There is not a binary criterion for distinguishing good and bad features. It is a continuum with many shades of gray (more than 50) in between. Describing the behavior of a user interacting with a system with user interface terms is certainly an improvement over using technical terms. Describing the behavior of a user interacting with a system with domain terms is certainly an improvement over using user interface terms.
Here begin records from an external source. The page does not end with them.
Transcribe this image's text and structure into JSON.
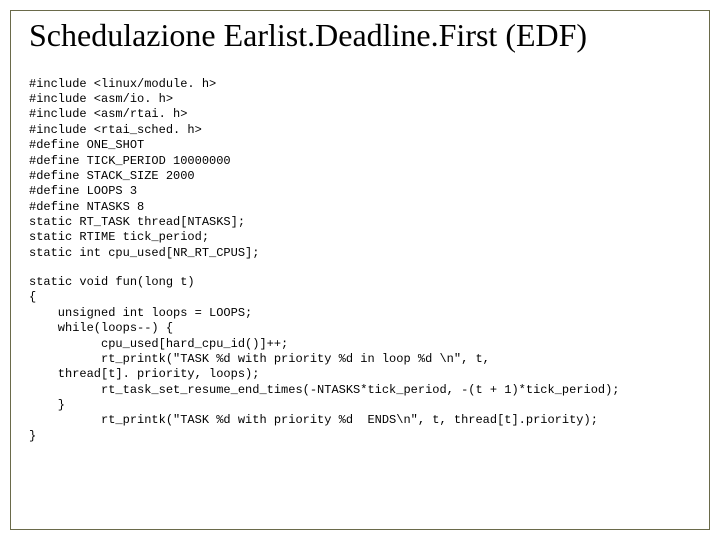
{
  "title": "Schedulazione Earlist.Deadline.First (EDF)",
  "code1": "#include <linux/module. h>\n#include <asm/io. h>\n#include <asm/rtai. h>\n#include <rtai_sched. h>\n#define ONE_SHOT\n#define TICK_PERIOD 10000000\n#define STACK_SIZE 2000\n#define LOOPS 3\n#define NTASKS 8\nstatic RT_TASK thread[NTASKS];\nstatic RTIME tick_period;\nstatic int cpu_used[NR_RT_CPUS];",
  "code2": "static void fun(long t)\n{\n    unsigned int loops = LOOPS;\n    while(loops--) {\n          cpu_used[hard_cpu_id()]++;\n          rt_printk(\"TASK %d with priority %d in loop %d \\n\", t,\n    thread[t]. priority, loops);\n          rt_task_set_resume_end_times(-NTASKS*tick_period, -(t + 1)*tick_period);\n    }\n          rt_printk(\"TASK %d with priority %d  ENDS\\n\", t, thread[t].priority);\n}"
}
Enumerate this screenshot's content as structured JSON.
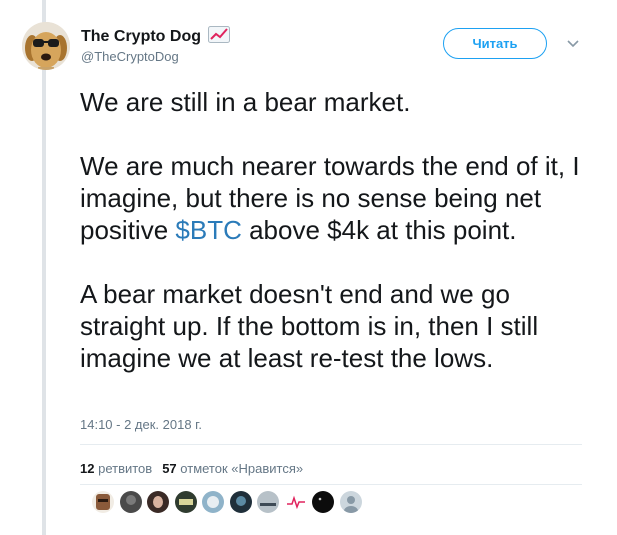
{
  "tweet": {
    "author": {
      "name": "The Crypto Dog",
      "handle": "@TheCryptoDog",
      "name_icon": "chart-increasing-icon"
    },
    "follow_label": "Читать",
    "menu_icon": "chevron-down-icon",
    "paragraphs": [
      {
        "text": "We are still in a bear market."
      },
      {
        "before": "We are much nearer towards the end of it, I imagine, but there is no sense being net positive ",
        "cashtag": "$BTC",
        "after": " above $4k at this point."
      },
      {
        "text": "A bear market doesn't end and we go straight up. If the bottom is in, then I still imagine we at least re-test the lows."
      }
    ],
    "timestamp": "14:10 - 2 дек. 2018 г.",
    "stats": {
      "retweets_count": "12",
      "retweets_label": "ретвитов",
      "likes_count": "57",
      "likes_label": "отметок «Нравится»"
    },
    "likers": [
      "liker-avatar-1",
      "liker-avatar-2",
      "liker-avatar-3",
      "liker-avatar-4",
      "liker-avatar-5",
      "liker-avatar-6",
      "liker-avatar-7",
      "liker-avatar-8",
      "liker-avatar-9",
      "liker-avatar-10"
    ]
  },
  "colors": {
    "link": "#2b7bb9",
    "follow_blue": "#1da1f2",
    "muted": "#657786",
    "text": "#14171a",
    "thread_line": "#dfe3e7"
  }
}
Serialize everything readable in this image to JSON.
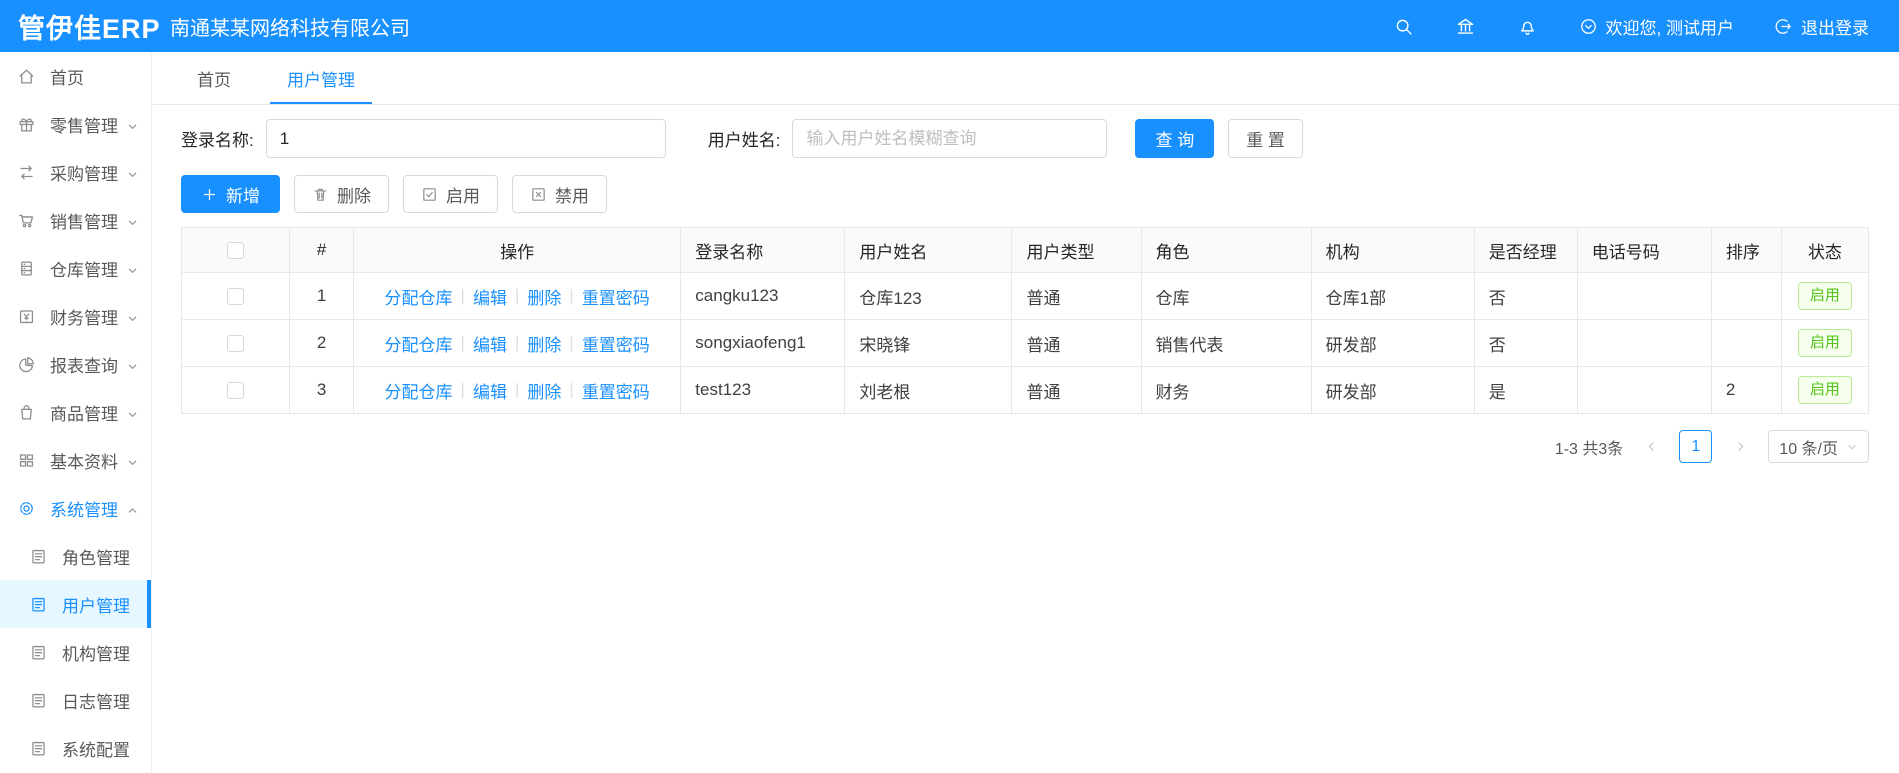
{
  "header": {
    "logo": "管伊佳ERP",
    "company": "南通某某网络科技有限公司",
    "welcome": "欢迎您, 测试用户",
    "logout": "退出登录"
  },
  "sidebar": {
    "items": [
      {
        "label": "首页",
        "icon": "home-icon"
      },
      {
        "label": "零售管理",
        "icon": "retail-icon"
      },
      {
        "label": "采购管理",
        "icon": "purchase-icon"
      },
      {
        "label": "销售管理",
        "icon": "sales-icon"
      },
      {
        "label": "仓库管理",
        "icon": "warehouse-icon"
      },
      {
        "label": "财务管理",
        "icon": "finance-icon"
      },
      {
        "label": "报表查询",
        "icon": "report-icon"
      },
      {
        "label": "商品管理",
        "icon": "goods-icon"
      },
      {
        "label": "基本资料",
        "icon": "basic-data-icon"
      },
      {
        "label": "系统管理",
        "icon": "gear-icon",
        "state": "expanded-active"
      },
      {
        "label": "角色管理",
        "icon": "doc-icon",
        "sub": true
      },
      {
        "label": "用户管理",
        "icon": "doc-icon",
        "sub": true,
        "state": "selected"
      },
      {
        "label": "机构管理",
        "icon": "doc-icon",
        "sub": true
      },
      {
        "label": "日志管理",
        "icon": "doc-icon",
        "sub": true
      },
      {
        "label": "系统配置",
        "icon": "doc-icon",
        "sub": true
      }
    ]
  },
  "tabs": [
    {
      "label": "首页",
      "active": false
    },
    {
      "label": "用户管理",
      "active": true
    }
  ],
  "search": {
    "login_label": "登录名称:",
    "login_value": "1",
    "name_label": "用户姓名:",
    "name_placeholder": "输入用户姓名模糊查询",
    "query_button": "查 询",
    "reset_button": "重 置"
  },
  "toolbar": {
    "add": "新增",
    "delete": "删除",
    "enable": "启用",
    "disable": "禁用"
  },
  "table": {
    "columns": [
      "#",
      "操作",
      "登录名称",
      "用户姓名",
      "用户类型",
      "角色",
      "机构",
      "是否经理",
      "电话号码",
      "排序",
      "状态"
    ],
    "action_links": [
      "分配仓库",
      "编辑",
      "删除",
      "重置密码"
    ],
    "rows": [
      {
        "index": "1",
        "login_name": "cangku123",
        "user_name": "仓库123",
        "user_type": "普通",
        "role": "仓库",
        "org": "仓库1部",
        "is_manager": "否",
        "phone": "",
        "sort": "",
        "status": "启用"
      },
      {
        "index": "2",
        "login_name": "songxiaofeng1",
        "user_name": "宋晓锋",
        "user_type": "普通",
        "role": "销售代表",
        "org": "研发部",
        "is_manager": "否",
        "phone": "",
        "sort": "",
        "status": "启用"
      },
      {
        "index": "3",
        "login_name": "test123",
        "user_name": "刘老根",
        "user_type": "普通",
        "role": "财务",
        "org": "研发部",
        "is_manager": "是",
        "phone": "",
        "sort": "2",
        "status": "启用"
      }
    ]
  },
  "pagination": {
    "total": "1-3 共3条",
    "current_page": "1",
    "page_size": "10 条/页"
  },
  "colors": {
    "primary": "#1890ff",
    "success": "#52c41a",
    "success_bg": "#f6ffed",
    "success_border": "#b7eb8f",
    "sidebar_selected_bg": "#e6f7ff",
    "table_border": "#e8e8e8"
  }
}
I am reminded of a post I read years ago about using Selenium to drive a browser in integration tests using SpecFlow. Because the intent of the post was to show test automation with SpecFlow and Selenium working together, we can forgive that the language of the feature is given in terms of screens and pages. It illustrates, though, an attempt at describing the feature in the language of the domain that falls just a bit short. Having a feature that looks like this:
Feature: Cart Total
As a shopper
I want to see my cart total on every screen
So I don't have to leave my current page to verify it's contents
@UI
Scenario: Empty Cart
Given I have the Home Page open
Then the cart is empty
@UI
Scenario: Add an Item
Given I have the Home Page open
And I select a genre from the left
And I select an album from the genre page
When I add the album to my cart
Then the cart has a total of 1
is so close to what we really want. It uses domain language and describes what the user wants to accomplish. It still involves too much web page lingo, though. Try this alternative:
Feature: Cart Total
As a shopper
I want to see my cart total
So I can make informed decisions about what I want to buy
@UI
Scenario: Empty Cart
Given I have a new cart
Then the cart is empty
@UI
Scenario: Add an Item
Given I have a new cart
When I add the album “Bad Hair Day” to my cart
Then the cart has a total of 1
Do you see the difference? Removing information about page context and what I see in a user interface and focusing instead on the vocabulary of the domain leads to a more readable specification. Yes, spelling out step-by-step the pages and clicks a user must navigate to perform a task maps nicely to lines of code in step definitions. Is this really what you want, though? Do you want a specification that reads like a test, or an example depicting a real-world use of the real-world process (in this case, buying music) you are modeling with software. I’ll take the latter. It serves as a better specification and as better documentation and when a domain expert looks at that document, they see something they could have written (and ideally, they did participate in writing it). This is where the exercise of building software becomes an exercise in determining what users really want and an exercise in delivering value to delighted customers. Focusing on the problem domain instead of the technological medium yields a much clearer picture of what it is that is sought that is more accessible to both business and technical personnel.